Василий Яковлевич полез в карман и вытащил из него револьвер.

— Вот этот револьвер мне передал господин следователь, — сообщил исправник. — Чей он?

— Поручика Хмелевского, — отозвался коренастый.

— Вот и ладно, — кивнул Абрютин, положив револьвер рядом с хозяином — долговязым поручиком. — И вот еще…

Василий Яковлевич выложил рядом с оружием четыре патрона.

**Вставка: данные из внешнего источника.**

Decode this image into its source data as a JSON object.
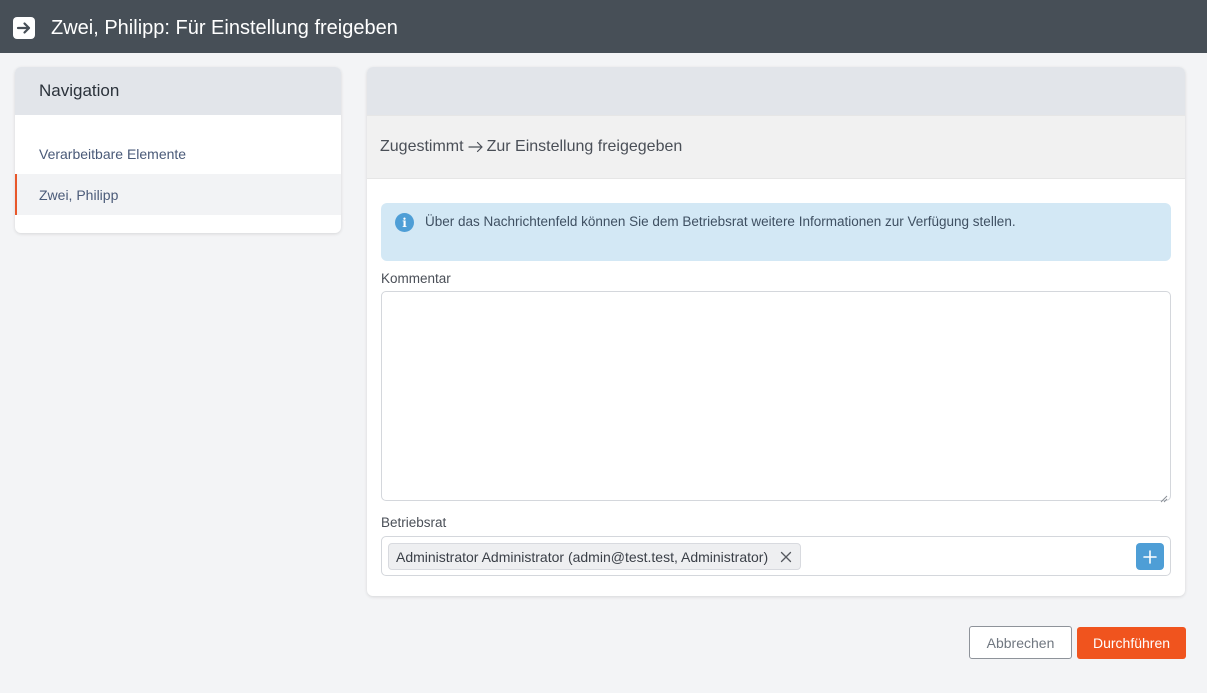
{
  "header": {
    "icon": "arrow-right-box-icon",
    "title": "Zwei, Philipp: Für Einstellung freigeben"
  },
  "navigation": {
    "title": "Navigation",
    "items": [
      {
        "label": "Verarbeitbare Elemente"
      },
      {
        "label": "Zwei, Philipp",
        "active": true
      }
    ],
    "active_color": "#e8572a"
  },
  "transition": {
    "from": "Zugestimmt",
    "to": "Zur Einstellung freigegeben",
    "icon": "arrow-right-icon"
  },
  "info": {
    "icon": "info-icon",
    "text": "Über das Nachrichtenfeld können Sie dem Betriebsrat weitere Informationen zur Verfügung stellen."
  },
  "form": {
    "comment_label": "Kommentar",
    "comment_value": "",
    "council_label": "Betriebsrat",
    "council_tags": [
      {
        "label": "Administrator Administrator (admin@test.test, Administrator)"
      }
    ]
  },
  "actions": {
    "cancel_label": "Abbrechen",
    "submit_label": "Durchführen",
    "submit_color": "#f0541e"
  }
}
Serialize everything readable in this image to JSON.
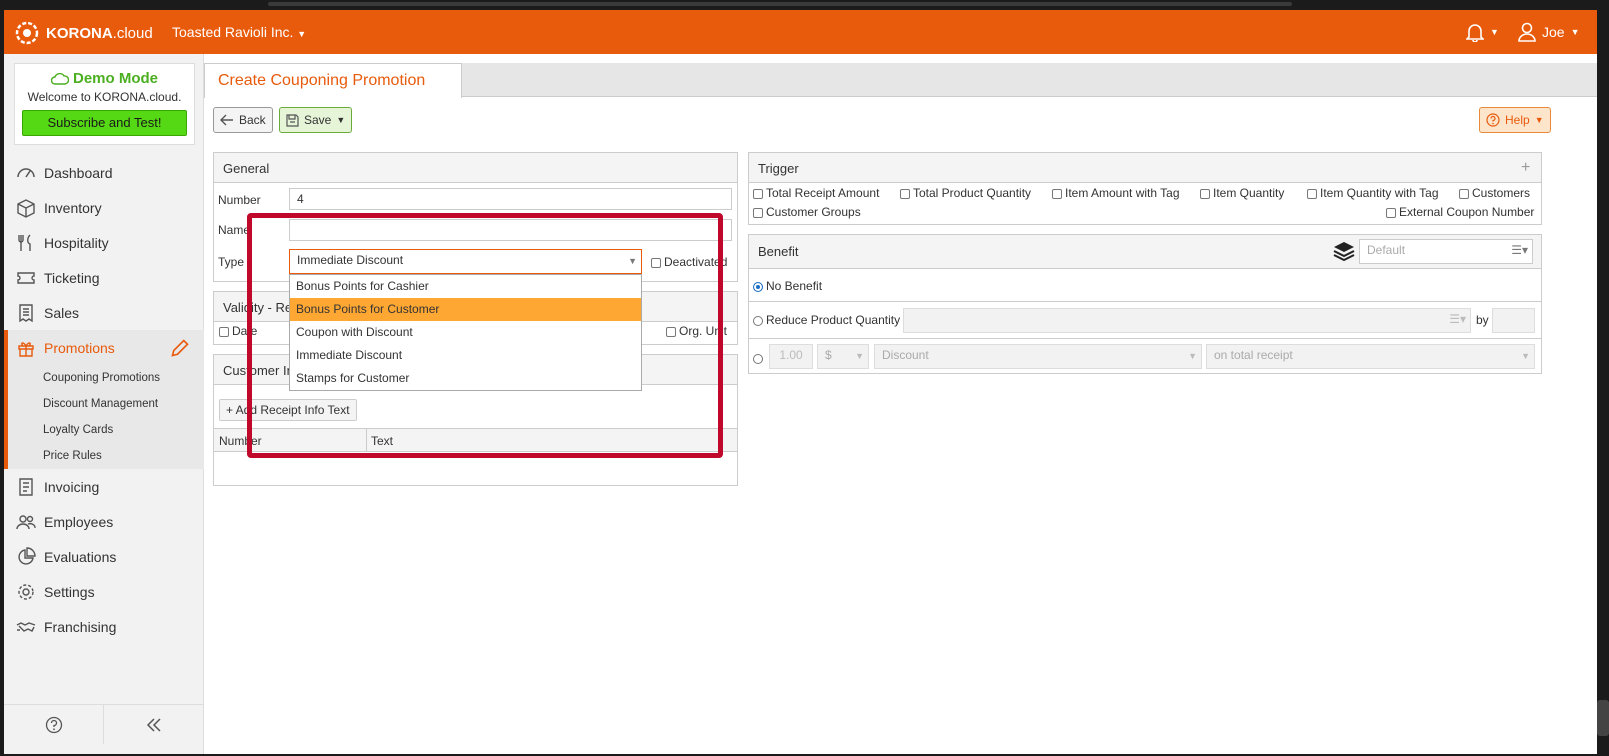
{
  "header": {
    "brand_bold": "KORONA",
    "brand_light": ".cloud",
    "company": "Toasted Ravioli Inc.",
    "user": "Joe"
  },
  "demo": {
    "title": "Demo Mode",
    "welcome": "Welcome to KORONA.cloud.",
    "subscribe": "Subscribe and Test!"
  },
  "nav": {
    "dashboard": "Dashboard",
    "inventory": "Inventory",
    "hospitality": "Hospitality",
    "ticketing": "Ticketing",
    "sales": "Sales",
    "promotions": "Promotions",
    "sub": {
      "couponing": "Couponing Promotions",
      "discount": "Discount Management",
      "loyalty": "Loyalty Cards",
      "price_rules": "Price Rules"
    },
    "invoicing": "Invoicing",
    "employees": "Employees",
    "evaluations": "Evaluations",
    "settings": "Settings",
    "franchising": "Franchising"
  },
  "tab": {
    "title": "Create Couponing Promotion"
  },
  "toolbar": {
    "back": "Back",
    "save": "Save",
    "help": "Help"
  },
  "general": {
    "title": "General",
    "number_label": "Number",
    "number_value": "4",
    "name_label": "Name",
    "type_label": "Type",
    "type_value": "Immediate Discount",
    "deactivated": "Deactivated"
  },
  "validity": {
    "title": "Validity - Re",
    "date": "Date",
    "org_unit": "Org. Unit"
  },
  "customer_info": {
    "title": "Customer In",
    "add_btn": "+ Add Receipt Info Text",
    "col_number": "Number",
    "col_text": "Text"
  },
  "type_options": [
    "Bonus Points for Cashier",
    "Bonus Points for Customer",
    "Coupon with Discount",
    "Immediate Discount",
    "Stamps for Customer"
  ],
  "trigger": {
    "title": "Trigger",
    "add": "+",
    "options": [
      "Total Receipt Amount",
      "Total Product Quantity",
      "Item Amount with Tag",
      "Item Quantity",
      "Item Quantity with Tag",
      "Customers",
      "Customer Groups",
      "External Coupon Number"
    ]
  },
  "benefit": {
    "title": "Benefit",
    "default_placeholder": "Default",
    "no_benefit": "No Benefit",
    "reduce_qty": "Reduce Product Quantity",
    "by": "by",
    "amount_placeholder": "1.00",
    "currency": "$",
    "discount_placeholder": "Discount",
    "scope_placeholder": "on total receipt"
  }
}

— Господа, еще раз повторю, что доклад о вашем поступке я не отправлял.

Мы не стали откланиваться, просто вышли из комнаты и отправились за верхней одеждой.

— А кто-то опасался, что отписываться придется? Уж не господин ли надворный советник о том переживал? — хмыкнул я.

— А я подумал — писать все равно придется, уж лучше так.

Мы с Абрютиным уже сидели в санях, когда со стороны дома послышалась стрельба. Дождавшись, пока не прозвучит третий выстрел, вздохнули.

— Не думал, что они так быстро все изладят, — хмыкнул я.

— А чего тянуть? — философски изрек Абрютин. — Я вообще поначалу считал, что у них духа не хватит. Нет, еще не все потеряно…

— Сами сходим или городового пошлем? — поинтересовался я.

— Придется самим идти, — вздохнул исправник. — Городового лучше за доктором отправим. Пусть зафиксирует.

— Федышинский меня точно четвертует, — грустно заметил я. — Может, удрать по-быстрому?

— Ничего, мы потом все вместе графинчик уговорим, он все и простит, — бодро заметил Абрютин. — Дознание по самоубийству господ офицеров я проводить не стану, пусть военный суд этим занимается или полковой командир озаботится. Рапорт напишу, а ты распишешься, как свидетель. Еще твой прежний рапорт придется переписать, и городовых озадачить.